‘Body Cam’ Movie Review: Mary J. Blige Cop Drama Is Hard to Watch
Real life controversies surrounding police body cameras make it a relevant topic for movies. Last year’s Black and Blue was a suspenseful thriller about a police officer trying to do the right thing with hers. Casting Mary J. Blige in Body Cam raises its profile too.
Turning a body camera into a horror movie is an unexpected twist. That’s how Body Cam approaches the subject, and it is available on VOD now.
Mary J. Blige in ‘Body Cam’
Renee (Blige) is returning to duty after an incident where her body cam caught her lashing out at a suspect. She was grieving her son’s death but she wants to get back to work. When Renee and Danny (Nat Wolff) respond to a crime scene, they see teeth on the road and Officer Ganning (Ian Casselberry) missing.

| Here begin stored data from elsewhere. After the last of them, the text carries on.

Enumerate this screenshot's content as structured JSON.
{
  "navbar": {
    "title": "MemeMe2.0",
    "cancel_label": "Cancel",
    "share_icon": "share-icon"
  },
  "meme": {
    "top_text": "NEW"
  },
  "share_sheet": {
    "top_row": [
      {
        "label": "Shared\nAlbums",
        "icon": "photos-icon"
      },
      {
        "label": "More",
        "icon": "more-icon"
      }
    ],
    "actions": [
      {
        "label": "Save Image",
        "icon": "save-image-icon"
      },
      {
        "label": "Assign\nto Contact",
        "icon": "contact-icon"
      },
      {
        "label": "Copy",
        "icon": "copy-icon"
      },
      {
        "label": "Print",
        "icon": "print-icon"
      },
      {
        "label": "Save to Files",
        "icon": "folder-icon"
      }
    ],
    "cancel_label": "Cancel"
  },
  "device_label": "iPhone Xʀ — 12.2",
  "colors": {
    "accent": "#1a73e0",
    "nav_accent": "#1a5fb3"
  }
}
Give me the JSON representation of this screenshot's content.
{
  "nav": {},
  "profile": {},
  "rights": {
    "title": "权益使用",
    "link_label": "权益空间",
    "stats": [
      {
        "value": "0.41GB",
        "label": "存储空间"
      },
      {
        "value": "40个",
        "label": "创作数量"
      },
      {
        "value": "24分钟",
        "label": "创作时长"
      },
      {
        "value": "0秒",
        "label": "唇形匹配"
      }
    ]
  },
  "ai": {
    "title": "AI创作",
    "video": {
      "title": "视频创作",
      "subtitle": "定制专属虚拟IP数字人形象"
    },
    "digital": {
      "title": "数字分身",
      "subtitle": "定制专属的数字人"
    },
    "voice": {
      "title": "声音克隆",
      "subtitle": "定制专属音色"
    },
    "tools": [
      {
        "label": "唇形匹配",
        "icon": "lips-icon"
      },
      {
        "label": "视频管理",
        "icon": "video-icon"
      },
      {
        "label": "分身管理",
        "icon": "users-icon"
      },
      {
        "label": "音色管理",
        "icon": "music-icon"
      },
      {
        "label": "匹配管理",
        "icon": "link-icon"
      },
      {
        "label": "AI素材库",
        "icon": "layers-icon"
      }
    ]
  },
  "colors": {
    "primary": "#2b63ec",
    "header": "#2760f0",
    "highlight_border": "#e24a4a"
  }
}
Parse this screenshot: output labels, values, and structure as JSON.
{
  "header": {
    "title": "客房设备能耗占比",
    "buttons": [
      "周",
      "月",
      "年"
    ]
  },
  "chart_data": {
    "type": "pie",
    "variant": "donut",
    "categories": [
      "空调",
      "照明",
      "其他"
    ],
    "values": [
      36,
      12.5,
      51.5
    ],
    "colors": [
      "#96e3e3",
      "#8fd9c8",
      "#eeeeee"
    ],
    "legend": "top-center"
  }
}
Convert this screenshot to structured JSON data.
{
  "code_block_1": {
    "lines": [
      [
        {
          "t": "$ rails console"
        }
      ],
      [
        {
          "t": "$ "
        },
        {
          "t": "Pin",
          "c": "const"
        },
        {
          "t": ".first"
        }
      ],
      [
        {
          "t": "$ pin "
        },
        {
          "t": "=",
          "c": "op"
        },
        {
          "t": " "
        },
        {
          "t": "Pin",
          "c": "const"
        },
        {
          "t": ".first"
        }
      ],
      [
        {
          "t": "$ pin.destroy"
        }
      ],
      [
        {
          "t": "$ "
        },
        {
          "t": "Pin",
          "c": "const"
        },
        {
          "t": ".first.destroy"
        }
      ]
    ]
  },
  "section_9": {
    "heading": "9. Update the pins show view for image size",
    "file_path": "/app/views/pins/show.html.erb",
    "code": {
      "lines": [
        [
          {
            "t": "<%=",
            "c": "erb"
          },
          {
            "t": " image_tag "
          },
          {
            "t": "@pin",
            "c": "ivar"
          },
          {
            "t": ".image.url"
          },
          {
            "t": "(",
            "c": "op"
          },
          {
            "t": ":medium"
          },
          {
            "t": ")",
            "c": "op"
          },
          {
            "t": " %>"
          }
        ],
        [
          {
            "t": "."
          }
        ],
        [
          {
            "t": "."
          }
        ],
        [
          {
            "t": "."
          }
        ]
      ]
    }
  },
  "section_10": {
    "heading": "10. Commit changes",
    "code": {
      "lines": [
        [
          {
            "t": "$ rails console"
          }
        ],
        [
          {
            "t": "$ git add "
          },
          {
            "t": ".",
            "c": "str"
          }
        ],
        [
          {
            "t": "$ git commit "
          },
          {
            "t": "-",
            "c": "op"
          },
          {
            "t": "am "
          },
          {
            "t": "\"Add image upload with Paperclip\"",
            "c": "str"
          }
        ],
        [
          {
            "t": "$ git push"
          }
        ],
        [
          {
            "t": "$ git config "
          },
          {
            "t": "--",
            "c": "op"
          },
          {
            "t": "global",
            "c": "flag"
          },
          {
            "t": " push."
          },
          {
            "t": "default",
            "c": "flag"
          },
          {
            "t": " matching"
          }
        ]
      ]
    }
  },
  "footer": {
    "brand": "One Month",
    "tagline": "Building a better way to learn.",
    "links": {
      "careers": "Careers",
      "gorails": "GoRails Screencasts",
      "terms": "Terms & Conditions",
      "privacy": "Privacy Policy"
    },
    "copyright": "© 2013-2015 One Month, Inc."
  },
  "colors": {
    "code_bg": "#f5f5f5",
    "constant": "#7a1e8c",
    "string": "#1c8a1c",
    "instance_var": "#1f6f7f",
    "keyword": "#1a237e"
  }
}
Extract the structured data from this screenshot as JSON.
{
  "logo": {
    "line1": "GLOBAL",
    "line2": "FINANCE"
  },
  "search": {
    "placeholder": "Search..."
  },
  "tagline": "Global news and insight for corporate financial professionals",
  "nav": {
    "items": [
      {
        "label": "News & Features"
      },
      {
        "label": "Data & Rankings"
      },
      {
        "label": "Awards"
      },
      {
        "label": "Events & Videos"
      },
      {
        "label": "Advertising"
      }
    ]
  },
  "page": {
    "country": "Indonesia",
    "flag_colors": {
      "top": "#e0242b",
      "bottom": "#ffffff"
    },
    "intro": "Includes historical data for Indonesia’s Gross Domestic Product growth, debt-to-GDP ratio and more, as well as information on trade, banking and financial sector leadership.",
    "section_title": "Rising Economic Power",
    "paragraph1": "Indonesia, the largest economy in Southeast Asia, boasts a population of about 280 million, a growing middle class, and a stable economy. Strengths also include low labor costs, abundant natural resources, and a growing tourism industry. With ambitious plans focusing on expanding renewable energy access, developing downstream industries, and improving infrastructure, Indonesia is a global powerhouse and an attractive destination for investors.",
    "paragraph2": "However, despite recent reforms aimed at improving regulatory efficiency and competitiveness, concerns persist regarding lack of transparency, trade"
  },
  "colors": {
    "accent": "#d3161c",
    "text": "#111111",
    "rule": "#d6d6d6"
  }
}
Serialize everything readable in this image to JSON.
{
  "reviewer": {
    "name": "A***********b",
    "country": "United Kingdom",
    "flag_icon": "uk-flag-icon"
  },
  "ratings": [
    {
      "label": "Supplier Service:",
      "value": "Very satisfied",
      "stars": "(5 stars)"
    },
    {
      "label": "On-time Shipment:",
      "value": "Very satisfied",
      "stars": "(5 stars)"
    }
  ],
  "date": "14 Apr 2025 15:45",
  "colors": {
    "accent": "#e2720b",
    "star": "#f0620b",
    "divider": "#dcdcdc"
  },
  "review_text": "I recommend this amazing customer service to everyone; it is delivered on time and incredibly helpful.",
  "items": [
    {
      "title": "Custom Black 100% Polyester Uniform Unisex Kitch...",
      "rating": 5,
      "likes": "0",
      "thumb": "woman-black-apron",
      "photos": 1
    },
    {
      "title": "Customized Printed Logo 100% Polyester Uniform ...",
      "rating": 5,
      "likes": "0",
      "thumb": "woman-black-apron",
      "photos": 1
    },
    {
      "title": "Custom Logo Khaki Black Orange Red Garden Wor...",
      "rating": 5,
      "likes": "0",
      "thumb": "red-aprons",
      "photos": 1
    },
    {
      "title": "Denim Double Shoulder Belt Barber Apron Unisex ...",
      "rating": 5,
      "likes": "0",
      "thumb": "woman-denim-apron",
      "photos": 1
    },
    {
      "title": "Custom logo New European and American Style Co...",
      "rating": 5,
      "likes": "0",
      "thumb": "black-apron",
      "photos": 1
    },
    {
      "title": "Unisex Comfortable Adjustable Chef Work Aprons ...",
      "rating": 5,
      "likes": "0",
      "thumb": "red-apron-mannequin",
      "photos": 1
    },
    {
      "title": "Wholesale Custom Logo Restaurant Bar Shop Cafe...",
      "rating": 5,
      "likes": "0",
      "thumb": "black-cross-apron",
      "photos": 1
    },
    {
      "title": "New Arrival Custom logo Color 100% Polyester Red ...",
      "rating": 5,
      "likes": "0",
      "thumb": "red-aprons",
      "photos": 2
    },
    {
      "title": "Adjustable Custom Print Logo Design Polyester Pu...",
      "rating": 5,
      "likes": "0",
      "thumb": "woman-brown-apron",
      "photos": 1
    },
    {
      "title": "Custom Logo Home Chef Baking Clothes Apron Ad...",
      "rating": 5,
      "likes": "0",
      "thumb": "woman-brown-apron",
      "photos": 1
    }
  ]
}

Renee watches Ganning’s body cam footage. It’s so jittery, on top of it being a rainy night and obscured vision, that it’s hard to tell what exactly is on the footage. Of course, if it were clear footage, there’d be no mystery for Renee to solve. Adding to the mystery is the fact that the police department claims they could not retrieve the footage at all, but Renee definitely saw it.
‘Body Cam’ is literally hard to watch
Most of Body Cam takes place at night. That’s Renee’s beat, and even when it’s not raining, it really is nighttime. There is very little light and low visibility. Then Renee and Danny go investigating a house with no electricity so they only have their flashbacks.
The viewer can feel how the cops have to make judgement calls on instinct when they can’t really see what’s in front of them. However, it makes it hard to even make out what is going on in the movie. The supernatural element only makes it more visually confusing.
Mary J. Blige can’t sell ‘Body Cam’
Blige is believable as a seasoned officer and one traumatized by violence on the job and tragedy in her personal life. Unfortunately, Body Cam doesn’t offer her much to explore.
If you’ve seen a ghost movie before you see where this is going. Spirits usually all have the same agenda. The success or failure of a haunting story is how interesting the investigation is or the circumstances of the spirit’s passing are. Body Cam is really slow and boring as Renee very gradually pieces things together.
Applying the ghost story formula to police body cams doesn’t bring anything new and runs the risk of trivializing real police issues. When real body cams are catching real-life violence in the act, people may not want to see a fictional ghost story play out in this format. There is some Fangoria-worthy gore. Teeth on the road is disturbing, but the finale goes way further.
If you’re looking for something new to watch, there are still better options than Body Cam. Blige plays it real but the premise may be misguided and the execution doesn’t elevate it into something better.